Overall, an exceptional and highly relevant course. I would have given it five stars, however some instructions on the capstone project were too vague, causing the project to take much more time to complete than is really necessary. Also, it appears that correctly completed neural network translators don't appear to produce very good translations, at least in the form we were asked to design, and I think there should be some comment about that from the instructor. Is it because the embeddings we were given were not that great? Was it because the network we designed was not deep enough to be effective, or was our custom training loop not well conceived? Thank you for developing and presenting this course. I especially appreciated Dr. Webster's clear and concise lecture videos. Overall, I thought the course nicely dovetailed with the two Andrew Ng courses I previously completed on Machine Learning and Deep Learning (with TensorFlow 1). This course helped me become a better programmer and was worth the effort I had to invest in it. Hopefully I will complete the final course in the specialization very soon, and launch my new career in AI software engineering!
I really like the course. It is repeated what I already knew but gave a lot of insight in customization. The high level course video are great they show the essence in a very clear and consice manner. I hope there are more courses like this coming. For me this was one of the best online courses I have done!!
Overall, not bad. But Capstone contains too much knowledge points that were taught in the previous labs and video lectures. A little stretch from the taught material is training and exercising, too much stretch is kind of waste of time. I took 4 weeks part timely to complete the Capstone project, which supposed to take an hour. And in general, I know my progress in other courses. So, I know this is out of the norm
Best (and also hardest) coursera course I've completed so far. I particularly appreciate how the course let one get to grips with the TF documentation: when I started this course, that documentation was pretty opaque and incomprehensible to me, but now I find it a very valuable resource. The forums were great for clearing up problems, though sometimes I had to look very hard. The capstone project took me about twice as long as the suggested time, but then, my python skills ain't the best, as yet.

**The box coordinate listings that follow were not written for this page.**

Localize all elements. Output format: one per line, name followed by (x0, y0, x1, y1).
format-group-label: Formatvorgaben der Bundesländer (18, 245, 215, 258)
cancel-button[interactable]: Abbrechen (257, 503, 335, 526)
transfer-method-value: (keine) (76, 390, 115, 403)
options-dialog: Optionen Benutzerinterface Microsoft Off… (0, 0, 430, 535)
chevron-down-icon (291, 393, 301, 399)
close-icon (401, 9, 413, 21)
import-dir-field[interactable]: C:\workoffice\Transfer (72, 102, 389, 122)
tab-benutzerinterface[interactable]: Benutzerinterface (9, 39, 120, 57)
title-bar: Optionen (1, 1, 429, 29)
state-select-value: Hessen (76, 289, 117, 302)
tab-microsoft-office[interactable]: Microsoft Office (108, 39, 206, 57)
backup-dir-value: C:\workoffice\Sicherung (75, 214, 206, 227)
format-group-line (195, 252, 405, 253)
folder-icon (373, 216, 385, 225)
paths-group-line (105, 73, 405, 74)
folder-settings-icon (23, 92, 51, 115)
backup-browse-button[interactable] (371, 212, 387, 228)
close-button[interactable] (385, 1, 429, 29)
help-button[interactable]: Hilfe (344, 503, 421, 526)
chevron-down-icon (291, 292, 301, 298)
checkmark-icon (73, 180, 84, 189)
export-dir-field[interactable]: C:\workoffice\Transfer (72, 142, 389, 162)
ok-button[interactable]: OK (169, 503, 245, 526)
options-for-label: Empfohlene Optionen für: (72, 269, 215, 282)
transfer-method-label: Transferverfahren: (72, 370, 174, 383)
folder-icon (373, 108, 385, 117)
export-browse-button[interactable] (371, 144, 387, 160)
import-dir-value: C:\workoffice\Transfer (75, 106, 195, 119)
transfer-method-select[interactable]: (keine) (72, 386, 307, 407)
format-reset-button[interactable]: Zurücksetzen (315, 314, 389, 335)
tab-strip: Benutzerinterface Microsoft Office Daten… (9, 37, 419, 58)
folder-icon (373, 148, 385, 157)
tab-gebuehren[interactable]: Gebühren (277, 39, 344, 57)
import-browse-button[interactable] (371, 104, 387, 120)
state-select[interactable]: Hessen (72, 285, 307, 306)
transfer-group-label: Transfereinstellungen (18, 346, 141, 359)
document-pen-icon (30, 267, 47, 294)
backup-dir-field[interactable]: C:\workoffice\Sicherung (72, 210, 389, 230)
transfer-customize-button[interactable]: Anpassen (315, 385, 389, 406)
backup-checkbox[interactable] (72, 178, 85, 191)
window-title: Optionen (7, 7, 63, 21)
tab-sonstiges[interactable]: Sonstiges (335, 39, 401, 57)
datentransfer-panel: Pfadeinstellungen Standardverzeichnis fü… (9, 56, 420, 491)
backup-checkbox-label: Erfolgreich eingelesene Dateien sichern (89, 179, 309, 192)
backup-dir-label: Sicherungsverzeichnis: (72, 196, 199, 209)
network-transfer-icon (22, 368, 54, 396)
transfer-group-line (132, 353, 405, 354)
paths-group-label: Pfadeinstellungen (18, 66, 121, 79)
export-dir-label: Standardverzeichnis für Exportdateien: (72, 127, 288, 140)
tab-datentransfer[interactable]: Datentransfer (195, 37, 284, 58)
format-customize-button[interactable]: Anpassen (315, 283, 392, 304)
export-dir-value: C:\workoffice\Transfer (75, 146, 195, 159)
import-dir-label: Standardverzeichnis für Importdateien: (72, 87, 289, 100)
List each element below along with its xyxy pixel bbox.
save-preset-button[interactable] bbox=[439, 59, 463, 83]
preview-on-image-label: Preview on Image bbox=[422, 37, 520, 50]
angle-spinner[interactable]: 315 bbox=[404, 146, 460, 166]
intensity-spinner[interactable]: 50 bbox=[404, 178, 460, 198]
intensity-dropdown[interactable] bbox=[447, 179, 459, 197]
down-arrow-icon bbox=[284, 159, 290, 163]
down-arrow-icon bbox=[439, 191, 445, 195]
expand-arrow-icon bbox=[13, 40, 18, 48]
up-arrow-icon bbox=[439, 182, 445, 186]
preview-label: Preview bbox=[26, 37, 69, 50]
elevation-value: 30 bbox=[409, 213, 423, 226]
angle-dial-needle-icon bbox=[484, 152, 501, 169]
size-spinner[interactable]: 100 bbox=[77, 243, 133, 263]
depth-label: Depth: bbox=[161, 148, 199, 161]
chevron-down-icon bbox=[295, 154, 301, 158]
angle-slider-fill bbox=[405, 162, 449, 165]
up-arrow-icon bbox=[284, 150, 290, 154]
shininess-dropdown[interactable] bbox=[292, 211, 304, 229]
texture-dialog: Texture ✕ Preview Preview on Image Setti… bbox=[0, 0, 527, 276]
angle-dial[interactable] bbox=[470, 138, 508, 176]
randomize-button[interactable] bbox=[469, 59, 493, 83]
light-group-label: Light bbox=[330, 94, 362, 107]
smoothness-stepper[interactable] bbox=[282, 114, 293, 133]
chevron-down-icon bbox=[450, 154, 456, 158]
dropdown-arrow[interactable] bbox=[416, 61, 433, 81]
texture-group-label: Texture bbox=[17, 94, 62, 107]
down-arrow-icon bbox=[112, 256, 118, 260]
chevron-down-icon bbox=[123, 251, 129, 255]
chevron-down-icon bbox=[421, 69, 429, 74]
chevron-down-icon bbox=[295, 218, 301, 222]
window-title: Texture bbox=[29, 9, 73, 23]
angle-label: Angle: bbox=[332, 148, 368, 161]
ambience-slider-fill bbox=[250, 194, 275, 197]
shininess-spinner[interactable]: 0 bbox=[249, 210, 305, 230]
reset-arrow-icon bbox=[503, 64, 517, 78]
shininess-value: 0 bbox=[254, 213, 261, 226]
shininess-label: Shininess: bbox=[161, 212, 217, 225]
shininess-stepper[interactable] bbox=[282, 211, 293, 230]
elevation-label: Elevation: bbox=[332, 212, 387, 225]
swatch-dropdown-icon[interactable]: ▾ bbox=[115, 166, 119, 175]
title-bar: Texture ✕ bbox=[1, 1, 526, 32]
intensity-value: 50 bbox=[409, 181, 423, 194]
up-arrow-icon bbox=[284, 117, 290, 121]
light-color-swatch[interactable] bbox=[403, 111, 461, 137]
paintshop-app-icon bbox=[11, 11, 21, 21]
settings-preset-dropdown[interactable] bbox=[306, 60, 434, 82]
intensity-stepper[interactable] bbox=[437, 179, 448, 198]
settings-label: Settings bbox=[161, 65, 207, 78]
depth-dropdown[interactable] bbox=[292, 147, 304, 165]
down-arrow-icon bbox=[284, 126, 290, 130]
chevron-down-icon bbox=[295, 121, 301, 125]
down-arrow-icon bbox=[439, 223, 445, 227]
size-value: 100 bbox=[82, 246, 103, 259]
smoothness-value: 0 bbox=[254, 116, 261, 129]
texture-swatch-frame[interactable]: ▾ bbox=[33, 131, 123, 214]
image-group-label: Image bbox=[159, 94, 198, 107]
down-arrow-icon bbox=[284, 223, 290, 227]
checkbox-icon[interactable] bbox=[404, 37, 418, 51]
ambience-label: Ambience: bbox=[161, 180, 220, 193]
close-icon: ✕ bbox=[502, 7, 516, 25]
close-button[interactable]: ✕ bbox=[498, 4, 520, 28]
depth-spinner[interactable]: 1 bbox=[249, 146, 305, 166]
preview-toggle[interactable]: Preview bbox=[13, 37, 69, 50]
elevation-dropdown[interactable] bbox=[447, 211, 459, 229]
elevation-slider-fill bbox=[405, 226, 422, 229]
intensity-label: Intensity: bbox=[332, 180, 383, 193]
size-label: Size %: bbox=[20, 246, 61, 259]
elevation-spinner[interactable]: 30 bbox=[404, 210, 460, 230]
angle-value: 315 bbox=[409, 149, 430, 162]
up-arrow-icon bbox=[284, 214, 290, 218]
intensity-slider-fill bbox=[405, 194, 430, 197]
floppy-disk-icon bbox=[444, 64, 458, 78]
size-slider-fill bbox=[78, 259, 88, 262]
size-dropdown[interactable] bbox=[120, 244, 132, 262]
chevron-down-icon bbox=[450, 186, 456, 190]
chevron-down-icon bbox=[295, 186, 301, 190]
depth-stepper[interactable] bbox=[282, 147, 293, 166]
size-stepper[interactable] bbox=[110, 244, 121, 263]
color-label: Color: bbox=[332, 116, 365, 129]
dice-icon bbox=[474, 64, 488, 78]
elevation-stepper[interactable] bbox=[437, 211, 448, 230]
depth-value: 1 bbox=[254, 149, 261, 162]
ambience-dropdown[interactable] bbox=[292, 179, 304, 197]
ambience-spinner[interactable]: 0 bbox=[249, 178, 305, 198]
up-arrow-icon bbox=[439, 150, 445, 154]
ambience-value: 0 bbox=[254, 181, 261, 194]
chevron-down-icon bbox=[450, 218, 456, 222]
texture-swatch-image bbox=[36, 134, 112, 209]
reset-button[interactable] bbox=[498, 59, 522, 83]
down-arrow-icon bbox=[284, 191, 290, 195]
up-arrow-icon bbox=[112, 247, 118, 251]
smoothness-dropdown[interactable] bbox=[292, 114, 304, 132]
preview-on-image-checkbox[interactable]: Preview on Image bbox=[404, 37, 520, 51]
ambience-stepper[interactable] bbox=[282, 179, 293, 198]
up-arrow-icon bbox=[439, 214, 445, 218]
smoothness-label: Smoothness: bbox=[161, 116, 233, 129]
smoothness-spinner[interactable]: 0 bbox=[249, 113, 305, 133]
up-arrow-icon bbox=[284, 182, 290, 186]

This course is very challenging, as require concrete understanding on tensorflow to conduct the whole project
Very useful course!!! Thanks!
Scope for improvement, for the RNN, LSTM, and Bi Directional layers.
Learnt so much doing this course. It had the right level of challenge if you have background knowledge of basic TensorFlow and ML. The assignments followed on logically from the weekly exercises and tutorials and the capstone project for RNN encoder-decoder required additional problem solving (I recommend reading this additional resource https://machinelearningmastery.com/return-sequences-and-return-states-for-lstms-in-keras/).
Kevin Webster and the programming tutorials teachers were clear and brilliant as usual. Only point to improve is that the text on the programming tutorial videos was very small to read.
I was concerned that noone would review my capstone project as I am doing this course 2 years after it was released but it was reviewed within 5 days -- thank you so much fellow learners.
Such a great course! The content of the videos is concise and relevant. That said, it is always nice to take a look at the core of some topics if you want to have a better comprehension of them. I had to dedicate quite some time reading about RNNs to understand and not just imitate. Some labs, especially on week 3 might be better if they include some extra explanation of some of the code.
The capstone project is somewhat challenging but doable, and it's very rewarding once you complete it!